Categorical Depth Distribution Network for Monocular 3D Object Detection (CVPR 2021 Oral)
Apache License 2.0
359 stars 62 forks source link

Cuda Out of Memory with Cam150 image (above 2M image size) #49

Closed namnv78 closed 3 years ago

namnv78 commented 3 years ago

I train CaDDN on A100 with Kitti Dataset it works fluently. But with our private dataset (captured with lidar and camera 150 degree) (after conversion to Kitti), it produces errors: File "/home/ubuntu/CaDDN/CaDDN/pcdet/models/backbones_3d/ffe/depth_ffe.py", line 93, in create_frustum_features frustum_features = depth_probs * image_features RuntimeError: CUDA out of memory. Tried to allocate 5.53 GiB (GPU 0; 39.59 GiB total capacity; 32.48 GiB already allocated; 4.92 GiB free; 32.99 GiB reserved in total by PyTorch). depth probs: torch.Size([2, 1, 80, 302, 480]) image feature shape: torch.Size([2, 64, 1, 302, 480])

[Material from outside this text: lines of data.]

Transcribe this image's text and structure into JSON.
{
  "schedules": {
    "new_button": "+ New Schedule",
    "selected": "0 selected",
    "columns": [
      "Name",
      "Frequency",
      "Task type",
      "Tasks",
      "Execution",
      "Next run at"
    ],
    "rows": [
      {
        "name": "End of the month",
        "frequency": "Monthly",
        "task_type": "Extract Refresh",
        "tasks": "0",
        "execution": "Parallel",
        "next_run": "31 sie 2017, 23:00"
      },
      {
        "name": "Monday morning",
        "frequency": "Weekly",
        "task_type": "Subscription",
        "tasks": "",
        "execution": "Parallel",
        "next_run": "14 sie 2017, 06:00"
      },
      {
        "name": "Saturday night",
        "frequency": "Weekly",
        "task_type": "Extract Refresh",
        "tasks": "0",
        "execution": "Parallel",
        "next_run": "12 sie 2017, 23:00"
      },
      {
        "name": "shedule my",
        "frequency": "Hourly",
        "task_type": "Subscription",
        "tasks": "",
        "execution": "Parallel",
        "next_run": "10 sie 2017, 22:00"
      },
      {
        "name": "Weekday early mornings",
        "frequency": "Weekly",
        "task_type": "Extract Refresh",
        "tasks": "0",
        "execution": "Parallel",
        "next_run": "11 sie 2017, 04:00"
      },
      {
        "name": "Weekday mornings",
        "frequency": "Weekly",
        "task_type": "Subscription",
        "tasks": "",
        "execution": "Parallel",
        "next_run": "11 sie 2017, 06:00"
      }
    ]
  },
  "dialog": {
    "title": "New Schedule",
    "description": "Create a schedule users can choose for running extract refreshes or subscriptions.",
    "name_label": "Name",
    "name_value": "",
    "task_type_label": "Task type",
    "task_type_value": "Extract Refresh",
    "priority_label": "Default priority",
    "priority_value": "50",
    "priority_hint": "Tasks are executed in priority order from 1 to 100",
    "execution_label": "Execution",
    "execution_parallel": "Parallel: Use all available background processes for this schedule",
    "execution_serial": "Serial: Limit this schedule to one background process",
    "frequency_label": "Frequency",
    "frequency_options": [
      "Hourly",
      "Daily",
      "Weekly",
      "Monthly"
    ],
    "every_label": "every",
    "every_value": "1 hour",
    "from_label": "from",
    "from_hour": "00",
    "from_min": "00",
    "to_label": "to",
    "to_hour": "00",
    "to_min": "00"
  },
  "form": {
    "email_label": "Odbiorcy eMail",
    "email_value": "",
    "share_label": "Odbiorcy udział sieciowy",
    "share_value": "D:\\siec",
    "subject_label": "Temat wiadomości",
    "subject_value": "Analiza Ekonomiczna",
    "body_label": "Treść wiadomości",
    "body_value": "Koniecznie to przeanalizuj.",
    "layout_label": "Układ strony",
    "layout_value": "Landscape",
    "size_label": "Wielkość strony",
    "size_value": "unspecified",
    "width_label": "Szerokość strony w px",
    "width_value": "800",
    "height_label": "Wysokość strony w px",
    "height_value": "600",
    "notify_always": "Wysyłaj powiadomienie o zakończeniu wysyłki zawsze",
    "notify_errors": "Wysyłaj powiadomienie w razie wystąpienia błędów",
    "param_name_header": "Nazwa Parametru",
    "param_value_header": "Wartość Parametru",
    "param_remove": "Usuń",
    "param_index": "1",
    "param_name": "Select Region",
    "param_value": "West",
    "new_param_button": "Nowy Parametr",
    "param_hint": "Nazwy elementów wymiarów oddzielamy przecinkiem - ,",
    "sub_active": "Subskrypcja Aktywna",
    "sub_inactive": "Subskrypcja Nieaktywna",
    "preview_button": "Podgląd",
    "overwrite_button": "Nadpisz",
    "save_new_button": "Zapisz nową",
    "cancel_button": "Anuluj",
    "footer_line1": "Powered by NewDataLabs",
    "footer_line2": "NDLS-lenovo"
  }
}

Pytorch 1.9.0 cudatoolkit 11.1 torchaudio 0.9.0
torchvision 0.5.0
It is the same error with cudatoolkit 11.0, pytorch 1.7.1 . Thank you very much !!!

codyreading commented 3 years ago

Hi and thanks for the interest!

This is likely due to the fact that your image sizes are too large. If your image feature size is [302, 480], then that means your full image is [1208, 1920], which is much bigger than KITTI images [375, 1242]. I would recommend to downsample images and depth maps to a lower resolution, and make sure you account for this in your 2D bounding box labels as well. You can also reduce your batch size.

namnv78 commented 3 years ago

Thanks for your fast reply !!! So, beside the images, depth map, 2d bounding box lables, do we need to scale calibration matrices and/or PCD as well?

codyreading commented 3 years ago

You don't need to scale the calibration, as all the projection/transformation functionality is all based on normalized coordinates (-1, 1), which works regardless of image scale. By PCD do you mean the LiDAR point clouds? These are not directly used in CaDDN (rather depth maps computed from LiDAR), so they dont need to be scaled as well.

namnv78 commented 3 years ago

Thanks so much for your reply. I still wonder if dimension and location need to be changed as well ?

codyreading commented 3 years ago

Nope that should be fine, all representations in 3D are unchanged. I had to do this for the Waymo Dataset and all that was changed was the above mentioned items.

namnv78 commented 3 years ago

I don't know why, I tried to test with only 1000 samples for 3 classes: Car, Motorbike and Pedestrian but all APs are 0s. Can you please share me some more experiences?

codyreading commented 3 years ago

This could be many things. I would ensure the images/labels for your custom dataset are accurate, and then after that try to visualize the 3D bounding boxes, and then intermediate representations to see which component of the network is not working correctly.